No it's not about the song from Frozen but rather just a title for what I am going to write or trying to write. I want to move on, I am sure I have a lot to look forward irrespective of the pandemic which is driving me real crazy and that shouldn't stop us from whatever we are setting out to achieve.
After college, things have become really gloomy around as there was nothing exciting enough that keeps me going. And it took a pandemic to realise that I was stuck at that time where certain things and people meant something more which was the best time of college or being in Bangalore and yes, I did miss that terribly. Later did I realise that it is okay to miss things but not want it back.
And it's the same pandemic that made me realise that it would be fine if we move on and have something to look forward. Well I had that thought even before the pandemic hit the world and now this is the reason why things seem slightly gloomy. And I am not saying there aren't things that are exciting but probably not exciting enough, at least for me.
The best way to keep yourself away from distraction or overthinking is to keep yourself busy that you have no time for any thoughts. But even in the process, I get distracted and I imagine a lot of things. It's been long and I just want to get rid of those thoughts as I didn't want false hopes, and I still don't want any of it.

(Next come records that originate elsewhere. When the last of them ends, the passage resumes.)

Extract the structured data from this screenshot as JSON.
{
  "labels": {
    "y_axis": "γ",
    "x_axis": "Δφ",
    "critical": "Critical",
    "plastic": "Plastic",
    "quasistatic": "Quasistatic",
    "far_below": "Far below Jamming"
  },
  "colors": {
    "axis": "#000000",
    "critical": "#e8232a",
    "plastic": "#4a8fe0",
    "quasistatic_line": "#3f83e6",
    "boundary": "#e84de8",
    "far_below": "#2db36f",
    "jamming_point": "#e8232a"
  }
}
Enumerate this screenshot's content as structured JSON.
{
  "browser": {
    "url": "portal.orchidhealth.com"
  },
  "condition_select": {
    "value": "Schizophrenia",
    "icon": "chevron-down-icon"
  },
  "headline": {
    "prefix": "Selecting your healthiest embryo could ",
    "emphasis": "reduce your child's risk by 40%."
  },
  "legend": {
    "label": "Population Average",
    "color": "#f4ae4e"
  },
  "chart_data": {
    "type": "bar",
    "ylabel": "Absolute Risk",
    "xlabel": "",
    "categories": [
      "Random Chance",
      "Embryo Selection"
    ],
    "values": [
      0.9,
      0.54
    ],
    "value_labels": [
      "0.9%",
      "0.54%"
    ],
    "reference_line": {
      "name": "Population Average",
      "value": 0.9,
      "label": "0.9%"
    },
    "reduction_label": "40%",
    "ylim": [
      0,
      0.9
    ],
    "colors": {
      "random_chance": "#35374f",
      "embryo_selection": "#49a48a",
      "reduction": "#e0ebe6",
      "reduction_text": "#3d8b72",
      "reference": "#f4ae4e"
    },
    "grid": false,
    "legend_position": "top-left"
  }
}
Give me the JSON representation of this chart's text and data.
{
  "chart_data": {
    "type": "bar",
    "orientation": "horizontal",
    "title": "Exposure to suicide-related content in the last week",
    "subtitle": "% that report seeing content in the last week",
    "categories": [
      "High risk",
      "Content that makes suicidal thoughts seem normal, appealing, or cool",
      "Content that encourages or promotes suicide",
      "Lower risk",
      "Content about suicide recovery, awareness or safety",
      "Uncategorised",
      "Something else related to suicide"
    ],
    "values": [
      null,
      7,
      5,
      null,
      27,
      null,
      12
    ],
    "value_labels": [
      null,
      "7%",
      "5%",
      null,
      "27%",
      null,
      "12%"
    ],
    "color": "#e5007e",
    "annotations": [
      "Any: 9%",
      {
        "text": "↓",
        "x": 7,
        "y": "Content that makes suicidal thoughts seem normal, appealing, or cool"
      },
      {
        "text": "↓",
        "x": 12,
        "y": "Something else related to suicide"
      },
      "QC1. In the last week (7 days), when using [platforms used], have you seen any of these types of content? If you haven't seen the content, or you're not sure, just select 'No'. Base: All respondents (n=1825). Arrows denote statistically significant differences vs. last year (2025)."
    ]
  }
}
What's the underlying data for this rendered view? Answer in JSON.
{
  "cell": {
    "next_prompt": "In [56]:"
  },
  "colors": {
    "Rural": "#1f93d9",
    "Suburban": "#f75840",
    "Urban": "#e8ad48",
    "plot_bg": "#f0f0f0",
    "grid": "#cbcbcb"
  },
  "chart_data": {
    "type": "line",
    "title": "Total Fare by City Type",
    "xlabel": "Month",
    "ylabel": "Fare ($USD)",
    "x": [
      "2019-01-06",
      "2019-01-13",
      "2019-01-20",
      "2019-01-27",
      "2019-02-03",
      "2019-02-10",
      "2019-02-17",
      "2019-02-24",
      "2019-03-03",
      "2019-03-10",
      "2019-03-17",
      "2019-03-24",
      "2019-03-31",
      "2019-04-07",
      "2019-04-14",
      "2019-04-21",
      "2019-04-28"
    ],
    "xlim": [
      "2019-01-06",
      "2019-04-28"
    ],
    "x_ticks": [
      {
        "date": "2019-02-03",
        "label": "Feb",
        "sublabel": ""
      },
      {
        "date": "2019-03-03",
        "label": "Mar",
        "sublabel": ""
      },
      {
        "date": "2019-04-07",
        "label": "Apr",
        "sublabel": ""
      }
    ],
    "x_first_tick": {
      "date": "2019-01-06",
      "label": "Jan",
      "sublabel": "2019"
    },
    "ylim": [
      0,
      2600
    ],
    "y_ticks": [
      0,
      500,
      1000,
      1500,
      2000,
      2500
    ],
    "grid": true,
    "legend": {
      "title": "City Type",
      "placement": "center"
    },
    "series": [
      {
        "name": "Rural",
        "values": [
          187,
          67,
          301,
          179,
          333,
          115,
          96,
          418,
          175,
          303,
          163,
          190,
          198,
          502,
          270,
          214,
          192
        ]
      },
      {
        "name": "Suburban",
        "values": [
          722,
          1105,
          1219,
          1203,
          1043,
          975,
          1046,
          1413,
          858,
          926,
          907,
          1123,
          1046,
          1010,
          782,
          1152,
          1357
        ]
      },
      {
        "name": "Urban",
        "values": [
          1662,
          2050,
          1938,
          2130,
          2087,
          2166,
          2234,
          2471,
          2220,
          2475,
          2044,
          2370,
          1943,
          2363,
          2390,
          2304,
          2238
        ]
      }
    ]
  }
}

I know if it's meant to be, it will be and I just want to focus on the present in my own goals and dreams and while working on them, the thoughts shouldn't come as distraction and take over my plans because I am letting them. They have got nothing to do with my goals and still I think of them and try to fit into it but they are not going to fit. If it was supposed to fit, it would have happened long back.
But still there is a part of me that still overthinks about it. I know it will take time to let go and I have to make an effort in focusing and being in the moment and not get zoned in any other moment that has happened and wish had happened but may not.
I am sure you might not have gotten what I said or was trying to say. Well my writings are just like me; nobody gets them.